SoftBank’s annual investment losses from its Vision funds have hit a record ¥5.3tn ($39bn) even as the tech conglomerate has launched a series of asset sales to address plunging valuations and a rise in global interest rates.
For the fiscal year through March, the Japanese company logged a net loss of ¥970.1bn, compared with a loss of ¥1.7tn the previous year. Analysts had expected a loss of only ¥166.5bn, according to S&P Capital IQ. In the March quarter, investment losses from Vision Fund 1 and 2, as well as its Latin American funds, amounted to ¥250bn.
SoftBank has turned to what founder Masayoshi Son has called “defence mode”, halting new investments by its funds, preparing for the listing of its UK chip designer Arm and further reducing its stake in Chinese ecommerce group Alibaba.
It is also close to a deal to sell asset manager Fortress Investment Group to Abu Dhabi’s sovereign wealth fund Mubadala for as much as $3bn, according to people close to the talks.
While the valuation of some of the group’s biggest publicly traded investments such as South Korean ecommerce group Coupang and China’s Didi Global recovered during the March quarter, analysts said losses in its privately held portfolio were bigger than expected.
Kirk Boodry, an analyst at Astris Advisory Japan, said SoftBank’s conservative stance was likely to continue on the back of lingering market uncertainty following the collapse of US lender Silicon Valley Bank and as central banks worldwide continue their battle against inflation.
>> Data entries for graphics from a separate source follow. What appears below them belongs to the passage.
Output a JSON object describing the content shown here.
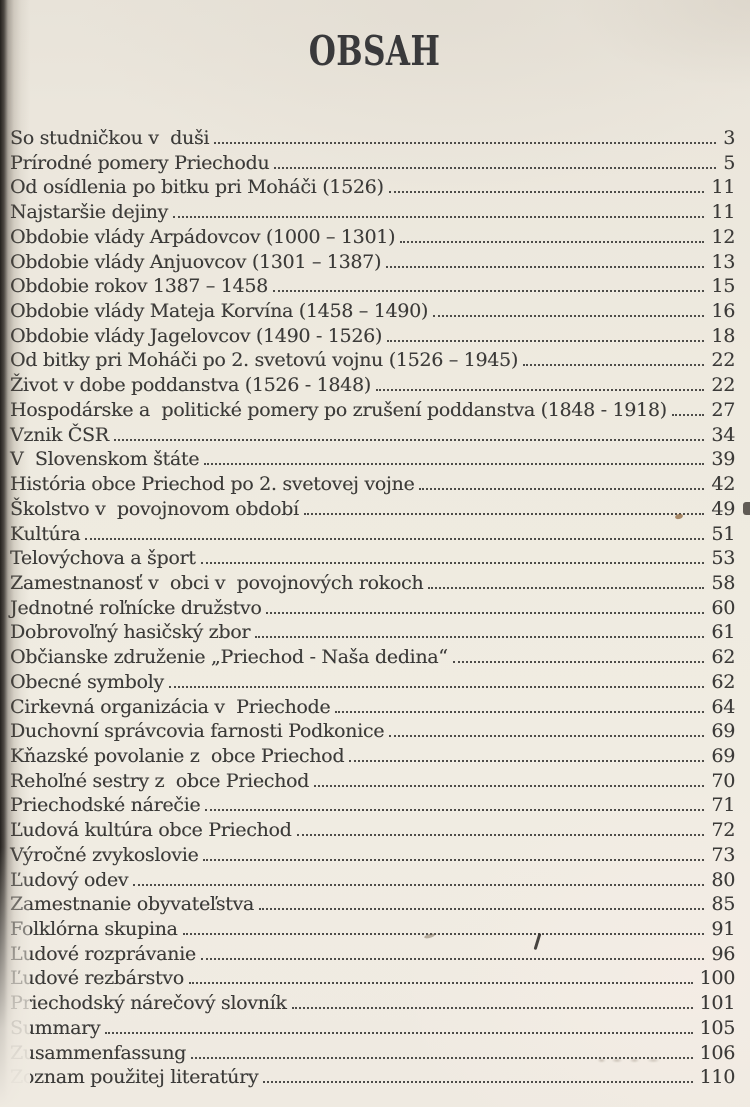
{
  "page_title": "OBSAH",
  "colors": {
    "paper": "#efeae1",
    "ink": "#3b3a38",
    "binding_shadow": "#120f0c"
  },
  "toc_entries": [
    {
      "label": "So studničkou v  duši",
      "page": "3"
    },
    {
      "label": "Prírodné pomery Priechodu",
      "page": "5"
    },
    {
      "label": "Od osídlenia po bitku pri Moháči (1526)",
      "page": "11"
    },
    {
      "label": "Najstaršie dejiny",
      "page": "11"
    },
    {
      "label": "Obdobie vlády Arpádovcov (1000 – 1301)",
      "page": "12"
    },
    {
      "label": "Obdobie vlády Anjuovcov (1301 – 1387)",
      "page": "13"
    },
    {
      "label": "Obdobie rokov 1387 – 1458",
      "page": "15"
    },
    {
      "label": "Obdobie vlády Mateja Korvína (1458 – 1490)",
      "page": "16"
    },
    {
      "label": "Obdobie vlády Jagelovcov (1490 - 1526)",
      "page": "18"
    },
    {
      "label": "Od bitky pri Moháči po 2. svetovú vojnu (1526 – 1945)",
      "page": "22"
    },
    {
      "label": "Život v dobe poddanstva (1526 - 1848)",
      "page": "22"
    },
    {
      "label": "Hospodárske a  politické pomery po zrušení poddanstva (1848 - 1918)",
      "page": "27"
    },
    {
      "label": "Vznik ČSR",
      "page": "34"
    },
    {
      "label": "V  Slovenskom štáte",
      "page": "39"
    },
    {
      "label": "História obce Priechod po 2. svetovej vojne",
      "page": "42"
    },
    {
      "label": "Školstvo v  povojnovom období",
      "page": "49"
    },
    {
      "label": "Kultúra",
      "page": "51"
    },
    {
      "label": "Telovýchova a šport",
      "page": "53"
    },
    {
      "label": "Zamestnanosť v  obci v  povojnových rokoch",
      "page": "58"
    },
    {
      "label": "Jednotné roľnícke družstvo",
      "page": "60"
    },
    {
      "label": "Dobrovoľný hasičský zbor",
      "page": "61"
    },
    {
      "label": "Občianske združenie „Priechod - Naša dedina“",
      "page": "62"
    },
    {
      "label": "Obecné symboly",
      "page": "62"
    },
    {
      "label": "Cirkevná organizácia v  Priechode",
      "page": "64"
    },
    {
      "label": "Duchovní správcovia farnosti Podkonice",
      "page": "69"
    },
    {
      "label": "Kňazské povolanie z  obce Priechod",
      "page": "69"
    },
    {
      "label": "Rehoľné sestry z  obce Priechod",
      "page": "70"
    },
    {
      "label": "Priechodské nárečie",
      "page": "71"
    },
    {
      "label": "Ľudová kultúra obce Priechod",
      "page": "72"
    },
    {
      "label": "Výročné zvykoslovie",
      "page": "73"
    },
    {
      "label": "Ľudový odev",
      "page": "80"
    },
    {
      "label": "Zamestnanie obyvateľstva",
      "page": "85"
    },
    {
      "label": "Folklórna skupina",
      "page": "91"
    },
    {
      "label": "Ľudové rozprávanie",
      "page": "96"
    },
    {
      "label": "Ľudové rezbárstvo",
      "page": "100"
    },
    {
      "label": "Priechodský nárečový slovník",
      "page": "101"
    },
    {
      "label": "Summary",
      "page": "105"
    },
    {
      "label": "Zusammenfassung",
      "page": "106"
    },
    {
      "label": "Zoznam použitej literatúry",
      "page": "110"
    }
  ]
}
“The environment is definitely more difficult because interest rates have increased and we don’t really yet have visibility of a pause. In that kind of environment, it’s going to be difficult for SoftBank because they borrow a lot of money,” said Boodry.
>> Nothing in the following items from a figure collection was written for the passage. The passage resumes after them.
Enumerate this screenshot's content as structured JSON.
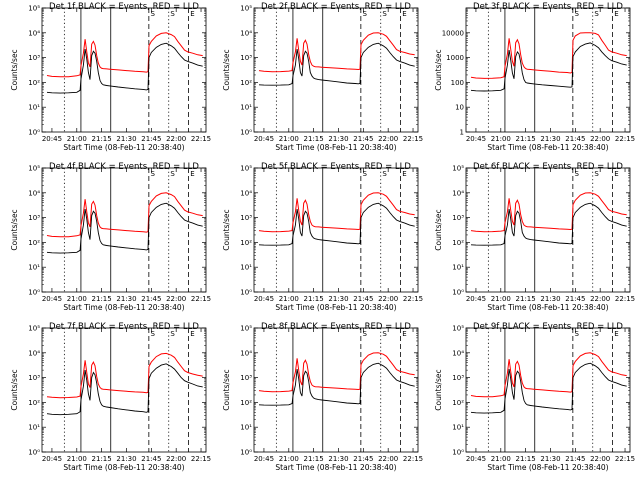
{
  "chart_data": {
    "type": "line",
    "time_labels": [
      "20:45",
      "21:00",
      "21:15",
      "21:30",
      "21:45",
      "22:00",
      "22:15"
    ],
    "time_minutes": [
      0,
      15,
      30,
      45,
      60,
      75,
      90
    ],
    "x_range_minutes": [
      -6,
      93
    ],
    "xlabel": "Start Time (08-Feb-11 20:38:40)",
    "ylabel": "Counts/sec",
    "y_scale": "log",
    "ylim": [
      1,
      100000
    ],
    "ytick_values": [
      1,
      10,
      100,
      1000,
      10000,
      100000
    ],
    "ytick_labels_exp": [
      "10⁰",
      "10¹",
      "10²",
      "10³",
      "10⁴",
      "10⁵"
    ],
    "ytick_labels_plain": [
      "1",
      "10",
      "100",
      "1000",
      "10000"
    ],
    "vlines": [
      {
        "x": 7.5,
        "style": "dotted"
      },
      {
        "x": 17.5,
        "style": "solid"
      },
      {
        "x": 35.5,
        "style": "solid"
      },
      {
        "x": 58.5,
        "style": "dashed"
      },
      {
        "x": 70.5,
        "style": "dotted"
      },
      {
        "x": 82.5,
        "style": "dashed"
      }
    ],
    "marker_labels": [
      {
        "x": 59.5,
        "label": "S"
      },
      {
        "x": 71.5,
        "label": "S"
      },
      {
        "x": 83.5,
        "label": "E"
      }
    ],
    "colors": {
      "events": "#000000",
      "lld": "#ff0000"
    },
    "series_points_x": [
      -3,
      0,
      5,
      10,
      15,
      17,
      17.5,
      19,
      20,
      21,
      22,
      23,
      24,
      25,
      26,
      27,
      28,
      29,
      30,
      31,
      33,
      35,
      40,
      45,
      50,
      55,
      57,
      58,
      58.6,
      60,
      63,
      66,
      69,
      72,
      74,
      76,
      78,
      80,
      82,
      85,
      88,
      91
    ],
    "panels": [
      {
        "title": "Det 1f BLACK = Events, RED = LLD",
        "ytick_style": "exp",
        "events": [
          40,
          38,
          37,
          38,
          40,
          48,
          130,
          500,
          2200,
          900,
          250,
          130,
          1200,
          1800,
          1500,
          700,
          250,
          120,
          90,
          80,
          75,
          72,
          65,
          60,
          55,
          52,
          50,
          52,
          1000,
          1600,
          2600,
          3400,
          3800,
          3000,
          2400,
          1600,
          1100,
          800,
          700,
          600,
          500,
          450
        ],
        "lld": [
          190,
          175,
          168,
          170,
          185,
          200,
          450,
          1500,
          5500,
          1800,
          600,
          420,
          3500,
          4500,
          3200,
          1200,
          600,
          420,
          370,
          360,
          350,
          340,
          320,
          300,
          280,
          270,
          260,
          270,
          3000,
          4500,
          7500,
          9500,
          10000,
          8500,
          7000,
          4500,
          3000,
          2000,
          1700,
          1500,
          1300,
          1200
        ]
      },
      {
        "title": "Det 2f BLACK = Events, RED = LLD",
        "ytick_style": "exp",
        "events": [
          80,
          78,
          77,
          78,
          80,
          90,
          180,
          500,
          2200,
          900,
          250,
          180,
          1200,
          1800,
          1500,
          700,
          250,
          180,
          150,
          140,
          130,
          125,
          115,
          105,
          95,
          90,
          88,
          90,
          1000,
          1600,
          2600,
          3400,
          3800,
          3000,
          2400,
          1600,
          1100,
          800,
          700,
          600,
          500,
          450
        ],
        "lld": [
          300,
          280,
          270,
          272,
          285,
          300,
          600,
          1700,
          6000,
          2000,
          700,
          500,
          3800,
          5000,
          3500,
          1300,
          700,
          500,
          450,
          430,
          420,
          410,
          390,
          370,
          350,
          340,
          330,
          340,
          3300,
          5000,
          8000,
          9800,
          10000,
          8800,
          7200,
          4800,
          3200,
          2100,
          1800,
          1600,
          1400,
          1300
        ]
      },
      {
        "title": "Det 3f BLACK = Events, RED = LLD",
        "ytick_style": "plain",
        "events": [
          48,
          46,
          45,
          46,
          48,
          55,
          140,
          500,
          2000,
          800,
          240,
          140,
          1100,
          1700,
          1400,
          650,
          240,
          130,
          100,
          95,
          90,
          87,
          80,
          75,
          70,
          66,
          64,
          66,
          1100,
          1700,
          2800,
          3500,
          3900,
          3100,
          2500,
          1700,
          1200,
          900,
          750,
          650,
          550,
          500
        ],
        "lld": [
          160,
          150,
          145,
          148,
          155,
          170,
          420,
          1400,
          6000,
          2200,
          700,
          450,
          4000,
          5200,
          3600,
          1300,
          600,
          420,
          360,
          340,
          330,
          320,
          300,
          280,
          260,
          250,
          240,
          250,
          5000,
          7500,
          9800,
          10000,
          10000,
          9500,
          8200,
          5000,
          3200,
          2000,
          1700,
          1500,
          1300,
          1200
        ]
      },
      {
        "title": "Det 4f BLACK = Events, RED = LLD",
        "ytick_style": "exp",
        "events": [
          40,
          38,
          37,
          38,
          40,
          48,
          130,
          500,
          2200,
          900,
          250,
          130,
          1200,
          1800,
          1500,
          700,
          250,
          120,
          90,
          80,
          75,
          72,
          65,
          60,
          55,
          52,
          50,
          52,
          1000,
          1600,
          2600,
          3400,
          3800,
          3000,
          2400,
          1600,
          1100,
          800,
          700,
          600,
          500,
          450
        ],
        "lld": [
          190,
          175,
          168,
          170,
          185,
          200,
          450,
          1500,
          5500,
          1800,
          600,
          420,
          3500,
          4500,
          3200,
          1200,
          600,
          420,
          370,
          360,
          350,
          340,
          320,
          300,
          280,
          270,
          260,
          270,
          3000,
          4500,
          7500,
          9500,
          10000,
          8500,
          7000,
          4500,
          3000,
          2000,
          1700,
          1500,
          1300,
          1200
        ]
      },
      {
        "title": "Det 5f BLACK = Events, RED = LLD",
        "ytick_style": "exp",
        "events": [
          80,
          78,
          77,
          78,
          80,
          90,
          180,
          500,
          2200,
          900,
          250,
          180,
          1200,
          1800,
          1500,
          700,
          250,
          180,
          150,
          140,
          130,
          125,
          115,
          105,
          95,
          90,
          88,
          90,
          1000,
          1600,
          2600,
          3400,
          3800,
          3000,
          2400,
          1600,
          1100,
          800,
          700,
          600,
          500,
          450
        ],
        "lld": [
          300,
          280,
          270,
          272,
          285,
          300,
          600,
          1700,
          6000,
          2000,
          700,
          500,
          3800,
          5000,
          3500,
          1300,
          700,
          500,
          450,
          430,
          420,
          410,
          390,
          370,
          350,
          340,
          330,
          340,
          3300,
          5000,
          8000,
          9800,
          10000,
          8800,
          7200,
          4800,
          3200,
          2100,
          1800,
          1600,
          1400,
          1300
        ]
      },
      {
        "title": "Det 6f BLACK = Events, RED = LLD",
        "ytick_style": "exp",
        "events": [
          80,
          78,
          77,
          78,
          80,
          90,
          180,
          500,
          2200,
          900,
          250,
          180,
          1200,
          1800,
          1500,
          700,
          250,
          180,
          150,
          140,
          130,
          125,
          115,
          105,
          95,
          90,
          88,
          90,
          1000,
          1600,
          2600,
          3400,
          3800,
          3000,
          2400,
          1600,
          1100,
          800,
          700,
          600,
          500,
          450
        ],
        "lld": [
          300,
          280,
          270,
          272,
          285,
          300,
          600,
          1700,
          6000,
          2000,
          700,
          500,
          3800,
          5000,
          3500,
          1300,
          700,
          500,
          450,
          430,
          420,
          410,
          390,
          370,
          350,
          340,
          330,
          340,
          3300,
          5000,
          8000,
          9800,
          10000,
          8800,
          7200,
          4800,
          3200,
          2100,
          1800,
          1600,
          1400,
          1300
        ]
      },
      {
        "title": "Det 7f BLACK = Events, RED = LLD",
        "ytick_style": "exp",
        "events": [
          35,
          33,
          32,
          33,
          35,
          42,
          120,
          450,
          2000,
          800,
          220,
          120,
          1000,
          1600,
          1300,
          600,
          220,
          110,
          80,
          70,
          65,
          62,
          55,
          50,
          45,
          42,
          40,
          42,
          900,
          1500,
          2400,
          3200,
          3600,
          2800,
          2200,
          1500,
          1000,
          750,
          650,
          550,
          460,
          420
        ],
        "lld": [
          170,
          160,
          155,
          158,
          165,
          180,
          420,
          1400,
          5000,
          1700,
          550,
          400,
          3200,
          4200,
          3000,
          1100,
          550,
          400,
          350,
          340,
          330,
          320,
          300,
          280,
          265,
          255,
          245,
          255,
          2800,
          4200,
          7000,
          9000,
          9500,
          8000,
          6500,
          4200,
          2800,
          1900,
          1600,
          1400,
          1250,
          1150
        ]
      },
      {
        "title": "Det 8f BLACK = Events, RED = LLD",
        "ytick_style": "exp",
        "events": [
          80,
          78,
          77,
          78,
          80,
          90,
          180,
          500,
          2200,
          900,
          250,
          180,
          1200,
          1800,
          1500,
          700,
          250,
          180,
          150,
          140,
          130,
          125,
          115,
          105,
          95,
          90,
          88,
          90,
          1000,
          1600,
          2600,
          3400,
          3800,
          3000,
          2400,
          1600,
          1100,
          800,
          700,
          600,
          500,
          450
        ],
        "lld": [
          300,
          280,
          270,
          272,
          285,
          300,
          600,
          1700,
          6000,
          2000,
          700,
          500,
          3800,
          5000,
          3500,
          1300,
          700,
          500,
          450,
          430,
          420,
          410,
          390,
          370,
          350,
          340,
          330,
          340,
          3300,
          5000,
          8000,
          9800,
          10000,
          8800,
          7200,
          4800,
          3200,
          2100,
          1800,
          1600,
          1400,
          1300
        ]
      },
      {
        "title": "Det 9f BLACK = Events, RED = LLD",
        "ytick_style": "exp",
        "events": [
          40,
          38,
          37,
          38,
          40,
          48,
          130,
          500,
          2200,
          900,
          250,
          130,
          1200,
          1800,
          1500,
          700,
          250,
          120,
          90,
          80,
          75,
          72,
          65,
          60,
          55,
          52,
          50,
          52,
          1000,
          1600,
          2600,
          3400,
          3800,
          3000,
          2400,
          1600,
          1100,
          800,
          700,
          600,
          500,
          450
        ],
        "lld": [
          190,
          175,
          168,
          170,
          185,
          200,
          450,
          1500,
          5500,
          1800,
          600,
          420,
          3500,
          4500,
          3200,
          1200,
          600,
          420,
          370,
          360,
          350,
          340,
          320,
          300,
          280,
          270,
          260,
          270,
          3000,
          4500,
          7500,
          9500,
          10000,
          8500,
          7000,
          4500,
          3000,
          2000,
          1700,
          1500,
          1300,
          1200
        ]
      }
    ]
  }
}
The Japanese group sold about $7.2bn worth of Alibaba shares in the last quarter through prepaid forward contracts after a record $29bn selldown last year.
The forward sales, revealed through a Financial Times analysis of regulatory filings with the US Securities and Exchange Commission, will eventually cut SoftBank’s stake in the $262bn Chinese ecommerce group to just 3.8 per cent.
In addition to the sale of Alibaba shares, SoftBank is also preparing for a blockbuster initial public offering of Arm in New York.
Son has stepped away from public view, focusing his energy on changing Arm’s business model so that it can generate higher revenues ahead of its listing this year.
For the latest quarter, Arm logged a net loss of ¥6.2bn compared with a profit of ¥10.1bn a year earlier, while revenue increased 28 per cent to ¥92.8bn.